Before Python 2.3, use dict() :
>>> lst = [1, 2, 3, 5, 6, 7, 5, 2]
>>> stats = {}
>>> for x in lst : # count occurrences of each letter:
... stats[x] = stats.get(x, 0) + 1
>>> print stats
{1: 1, 2: 2, 3: 1, 5: 2, 6: 1, 7: 1} # filter letters appearing more than once:
>>> duplicates = [dup for (dup, i) in stats.items() if i > 1]
>>> print duplicates
So a function :
def getDuplicates(iterable):
"""
Take an iterable and return a generator yielding its duplicate items.
Items must be hashable.
e.g :
>>> sorted(list(getDuplicates([1, 2, 3, 5, 6, 7, 5, 2])))
[2, 5]
"""
stats = {}
for x in iterable :
stats[x] = stats.get(x, 0) + 1
return (dup for (dup, i) in stats.items() if i > 1)

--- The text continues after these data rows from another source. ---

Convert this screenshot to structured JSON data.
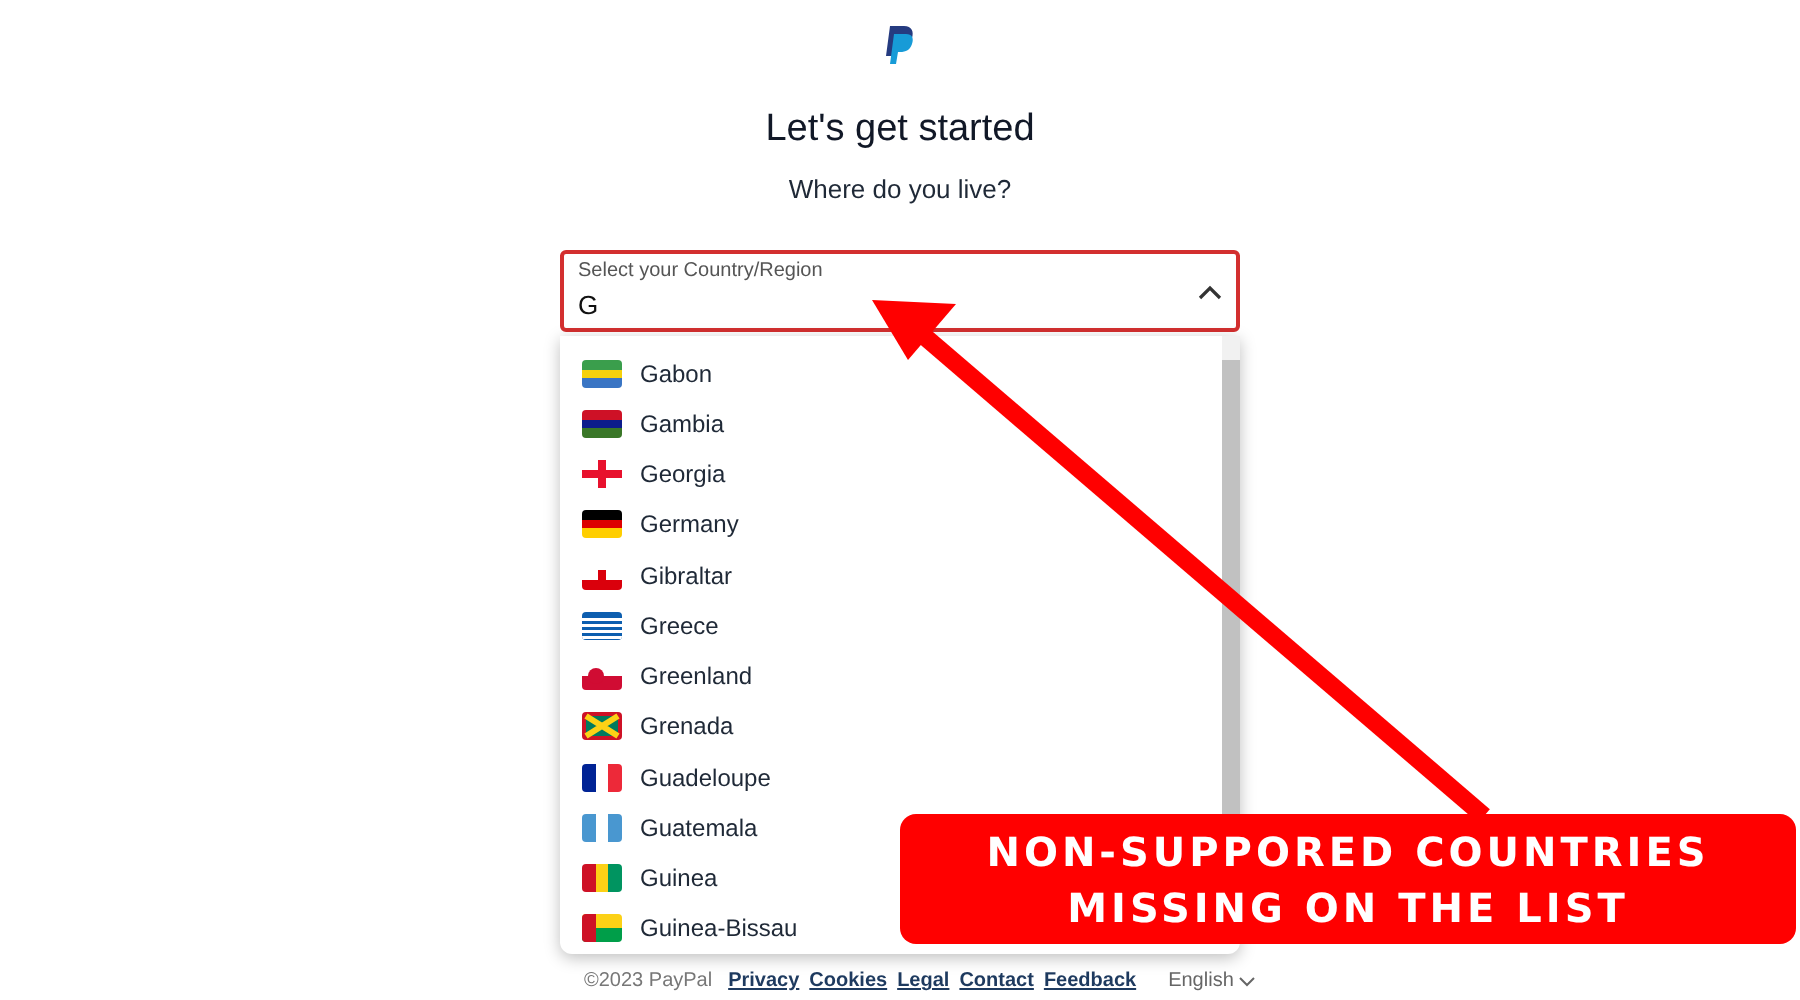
{
  "heading": "Let's get started",
  "subheading": "Where do you live?",
  "country_field": {
    "label": "Select your Country/Region",
    "value": "G",
    "expanded": true
  },
  "options": [
    {
      "label": "Gabon"
    },
    {
      "label": "Gambia"
    },
    {
      "label": "Georgia"
    },
    {
      "label": "Germany"
    },
    {
      "label": "Gibraltar"
    },
    {
      "label": "Greece"
    },
    {
      "label": "Greenland"
    },
    {
      "label": "Grenada"
    },
    {
      "label": "Guadeloupe"
    },
    {
      "label": "Guatemala"
    },
    {
      "label": "Guinea"
    },
    {
      "label": "Guinea-Bissau"
    }
  ],
  "footer": {
    "copyright": "©2023 PayPal",
    "links": [
      "Privacy",
      "Cookies",
      "Legal",
      "Contact",
      "Feedback"
    ],
    "language": "English"
  },
  "annotation": {
    "lines": [
      "NON-SUPPORED COUNTRIES",
      "MISSING ON THE LIST"
    ]
  }
}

With Python 2.3 comes set(), and it's even a built-in after than :
def getDuplicates(iterable):
"""
Take an iterable and return a generator yielding its duplicate items.
Items must be hashable.
e.g :
>>> sorted(list(getDuplicates([1, 2, 3, 5, 6, 7, 5, 2])))
[2, 5]
"""
try: # try using built-in set
found = set()
except NameError: # fallback on the sets module
from sets import Set
found = Set()
for x in iterable:
if x in found : # set is a collection that can't contain duplicate
yield x
found.add(x) # duplicate won't be added anyway
With Python 2.7 and above, you have the collections
module providing the very same function than the dict one, and we can make it shorter (and faster, it's probably C under the hood) than solution 1 :
import collections
def getDuplicates(iterable):
"""
Take an iterable and return a generator yielding its duplicate items.
Items must be hashable.
e.g :
>>> sorted(list(getDuplicates([1, 2, 3, 5, 6, 7, 5, 2])))
[2, 5]
"""
return (dup for (dup, i) in collections.counter(iterable).items() if i > 1)
I'd stick with solution 2.